Le contraste avec le temps du Baptiste est très étonnant chez Marc. Jean « clame un baptême de conversion pour la rémission des péchés » (Mc.1,4), Jésus « clame l’évangile du dieu » (Mc.1,14). La conversion, le « changement d’attitude », est au cœur de la proclamation de Jean ; elle est aussi présente dans la proclamation de Jésus mais incluse dans une réalité plus vaste.
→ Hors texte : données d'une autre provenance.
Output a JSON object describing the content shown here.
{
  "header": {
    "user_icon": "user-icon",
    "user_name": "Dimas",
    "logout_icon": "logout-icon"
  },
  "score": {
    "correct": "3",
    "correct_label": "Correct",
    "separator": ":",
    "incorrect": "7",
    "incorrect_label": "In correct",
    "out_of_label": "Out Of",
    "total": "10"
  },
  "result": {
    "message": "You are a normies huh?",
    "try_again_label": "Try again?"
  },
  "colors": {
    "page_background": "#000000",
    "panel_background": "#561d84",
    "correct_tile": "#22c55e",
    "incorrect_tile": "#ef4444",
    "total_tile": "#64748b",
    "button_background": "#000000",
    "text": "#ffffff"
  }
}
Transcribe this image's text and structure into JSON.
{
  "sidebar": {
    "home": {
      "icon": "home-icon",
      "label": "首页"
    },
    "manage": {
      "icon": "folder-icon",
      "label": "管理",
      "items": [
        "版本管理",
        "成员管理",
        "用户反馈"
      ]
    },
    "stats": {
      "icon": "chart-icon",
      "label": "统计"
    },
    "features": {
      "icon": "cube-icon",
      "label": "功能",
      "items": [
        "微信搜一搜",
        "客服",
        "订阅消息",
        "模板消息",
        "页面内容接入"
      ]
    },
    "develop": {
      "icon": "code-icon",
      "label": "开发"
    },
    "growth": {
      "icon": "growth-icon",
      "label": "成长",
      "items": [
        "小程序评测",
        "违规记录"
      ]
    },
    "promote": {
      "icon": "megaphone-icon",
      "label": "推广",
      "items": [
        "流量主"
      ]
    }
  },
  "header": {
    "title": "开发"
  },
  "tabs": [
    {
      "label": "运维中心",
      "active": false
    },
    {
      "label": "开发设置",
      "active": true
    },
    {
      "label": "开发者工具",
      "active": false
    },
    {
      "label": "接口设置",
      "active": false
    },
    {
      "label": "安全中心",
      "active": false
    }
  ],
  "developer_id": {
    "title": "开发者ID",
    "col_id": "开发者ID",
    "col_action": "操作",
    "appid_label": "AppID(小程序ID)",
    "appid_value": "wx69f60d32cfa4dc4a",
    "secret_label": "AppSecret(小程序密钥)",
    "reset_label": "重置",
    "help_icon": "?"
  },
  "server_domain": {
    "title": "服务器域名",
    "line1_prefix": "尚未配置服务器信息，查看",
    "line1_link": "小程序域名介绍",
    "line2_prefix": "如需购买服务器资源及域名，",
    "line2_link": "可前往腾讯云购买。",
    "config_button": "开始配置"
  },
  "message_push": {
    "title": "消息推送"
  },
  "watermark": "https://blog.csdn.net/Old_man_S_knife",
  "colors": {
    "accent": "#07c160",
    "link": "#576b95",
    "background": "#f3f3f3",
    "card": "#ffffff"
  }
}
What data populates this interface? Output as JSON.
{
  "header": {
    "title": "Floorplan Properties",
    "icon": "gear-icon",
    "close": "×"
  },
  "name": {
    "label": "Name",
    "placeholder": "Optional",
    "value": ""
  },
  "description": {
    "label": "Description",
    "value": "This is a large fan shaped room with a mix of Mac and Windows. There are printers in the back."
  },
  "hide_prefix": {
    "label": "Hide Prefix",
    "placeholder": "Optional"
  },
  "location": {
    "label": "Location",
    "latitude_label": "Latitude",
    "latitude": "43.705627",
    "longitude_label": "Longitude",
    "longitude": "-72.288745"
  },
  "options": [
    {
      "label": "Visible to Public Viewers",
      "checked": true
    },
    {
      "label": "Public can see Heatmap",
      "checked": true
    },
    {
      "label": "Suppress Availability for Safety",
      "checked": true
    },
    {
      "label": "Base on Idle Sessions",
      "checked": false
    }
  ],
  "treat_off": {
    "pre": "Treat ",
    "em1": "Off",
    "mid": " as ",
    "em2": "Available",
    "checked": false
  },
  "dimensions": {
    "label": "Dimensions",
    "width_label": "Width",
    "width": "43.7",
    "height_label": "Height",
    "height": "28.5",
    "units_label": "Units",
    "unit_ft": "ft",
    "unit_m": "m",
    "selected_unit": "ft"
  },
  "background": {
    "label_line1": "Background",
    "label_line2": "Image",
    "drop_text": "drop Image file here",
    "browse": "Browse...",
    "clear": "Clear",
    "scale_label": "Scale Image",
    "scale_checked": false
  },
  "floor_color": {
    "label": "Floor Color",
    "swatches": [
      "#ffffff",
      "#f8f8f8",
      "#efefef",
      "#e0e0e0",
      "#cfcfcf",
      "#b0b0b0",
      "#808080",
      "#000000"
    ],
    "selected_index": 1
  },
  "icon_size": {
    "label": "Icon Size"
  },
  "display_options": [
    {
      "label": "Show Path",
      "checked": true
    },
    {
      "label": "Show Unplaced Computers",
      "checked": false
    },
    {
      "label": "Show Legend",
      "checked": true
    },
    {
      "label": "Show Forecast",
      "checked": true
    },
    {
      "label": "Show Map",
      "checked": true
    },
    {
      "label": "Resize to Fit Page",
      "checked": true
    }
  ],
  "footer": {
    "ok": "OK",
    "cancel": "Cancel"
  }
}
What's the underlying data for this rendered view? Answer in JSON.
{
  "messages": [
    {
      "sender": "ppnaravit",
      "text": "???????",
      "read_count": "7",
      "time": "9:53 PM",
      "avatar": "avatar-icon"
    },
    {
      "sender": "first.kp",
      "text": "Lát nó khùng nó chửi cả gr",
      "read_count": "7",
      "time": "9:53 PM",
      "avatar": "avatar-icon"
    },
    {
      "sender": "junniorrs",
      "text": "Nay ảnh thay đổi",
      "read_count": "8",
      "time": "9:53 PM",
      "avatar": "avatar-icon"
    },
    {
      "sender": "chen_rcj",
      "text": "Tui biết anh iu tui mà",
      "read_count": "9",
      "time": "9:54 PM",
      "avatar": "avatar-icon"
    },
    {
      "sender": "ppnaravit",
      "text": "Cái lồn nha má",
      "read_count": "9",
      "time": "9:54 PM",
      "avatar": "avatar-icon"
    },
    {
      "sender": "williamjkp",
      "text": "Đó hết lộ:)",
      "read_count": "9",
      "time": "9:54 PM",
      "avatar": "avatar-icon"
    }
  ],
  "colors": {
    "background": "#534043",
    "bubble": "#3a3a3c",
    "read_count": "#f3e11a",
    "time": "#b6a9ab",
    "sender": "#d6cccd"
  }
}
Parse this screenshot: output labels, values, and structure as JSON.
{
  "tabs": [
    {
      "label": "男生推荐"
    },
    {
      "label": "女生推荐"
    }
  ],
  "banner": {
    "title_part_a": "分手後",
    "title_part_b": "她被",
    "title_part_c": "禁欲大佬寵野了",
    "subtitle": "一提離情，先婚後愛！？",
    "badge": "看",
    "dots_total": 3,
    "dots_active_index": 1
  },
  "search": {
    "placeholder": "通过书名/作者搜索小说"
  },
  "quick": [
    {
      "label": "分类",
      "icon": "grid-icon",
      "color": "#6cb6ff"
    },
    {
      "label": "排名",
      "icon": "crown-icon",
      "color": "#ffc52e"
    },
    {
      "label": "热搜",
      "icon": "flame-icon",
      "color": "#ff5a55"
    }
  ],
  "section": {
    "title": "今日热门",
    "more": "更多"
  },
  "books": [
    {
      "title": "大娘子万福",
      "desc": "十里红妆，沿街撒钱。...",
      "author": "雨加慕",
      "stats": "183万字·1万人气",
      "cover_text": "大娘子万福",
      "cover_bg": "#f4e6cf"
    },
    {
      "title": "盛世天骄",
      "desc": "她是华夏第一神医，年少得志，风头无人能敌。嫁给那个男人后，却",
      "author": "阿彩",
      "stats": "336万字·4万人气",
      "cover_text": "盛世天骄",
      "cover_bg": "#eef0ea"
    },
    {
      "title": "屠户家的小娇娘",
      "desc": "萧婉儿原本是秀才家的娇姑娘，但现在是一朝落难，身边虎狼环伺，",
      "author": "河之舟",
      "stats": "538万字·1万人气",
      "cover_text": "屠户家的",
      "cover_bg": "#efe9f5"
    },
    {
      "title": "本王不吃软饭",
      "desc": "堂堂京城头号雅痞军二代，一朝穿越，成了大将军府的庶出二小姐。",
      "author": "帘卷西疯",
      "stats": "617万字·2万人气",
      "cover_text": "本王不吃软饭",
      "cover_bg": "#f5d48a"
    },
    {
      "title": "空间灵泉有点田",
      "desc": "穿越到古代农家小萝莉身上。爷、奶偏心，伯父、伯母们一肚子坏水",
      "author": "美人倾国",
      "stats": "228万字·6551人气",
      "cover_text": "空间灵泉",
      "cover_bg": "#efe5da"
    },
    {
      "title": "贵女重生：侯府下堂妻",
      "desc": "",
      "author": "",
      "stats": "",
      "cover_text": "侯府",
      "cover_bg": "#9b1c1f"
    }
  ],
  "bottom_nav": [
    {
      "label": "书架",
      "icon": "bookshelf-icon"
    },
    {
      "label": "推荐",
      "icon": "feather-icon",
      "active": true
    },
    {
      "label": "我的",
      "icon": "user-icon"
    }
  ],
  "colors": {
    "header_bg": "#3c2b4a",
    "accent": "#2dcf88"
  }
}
En effet le message du Baptiste est celui-ci : « Vient derrière moi un plus fort que moi […] Moi je vous ai baptisé d’eau, lui vous baptisera d’Esprit saint« , quand le message de Jésus est : « Le moment est complet et le royaume du dieu s’est fait tout proche : changez d’attitude et croyez en l’évangile. » Le changement d’attitude n’est plus dû à un futur proche, à la survenue imminente d’un évènement, il n’est plus une anticipation : il est désormais une conséquence, celle de la présence d’une nouvelle réalité établie. Et Marc, pour souligner ces mots par des faits, pose que Jésus n’arrive qu’une fois le Baptiste livré, c’est-à-dire hors course. Il s’efface, comme au théâtre il disparaît de la scène pendant que le personnage principal entre en scène. Il est en cela assez proche de Jean, selon lequel (on l’a vu la semaine passée) les disciples, à l’instigation du premier, passent du Baptiste à Jésus et restent avec lui.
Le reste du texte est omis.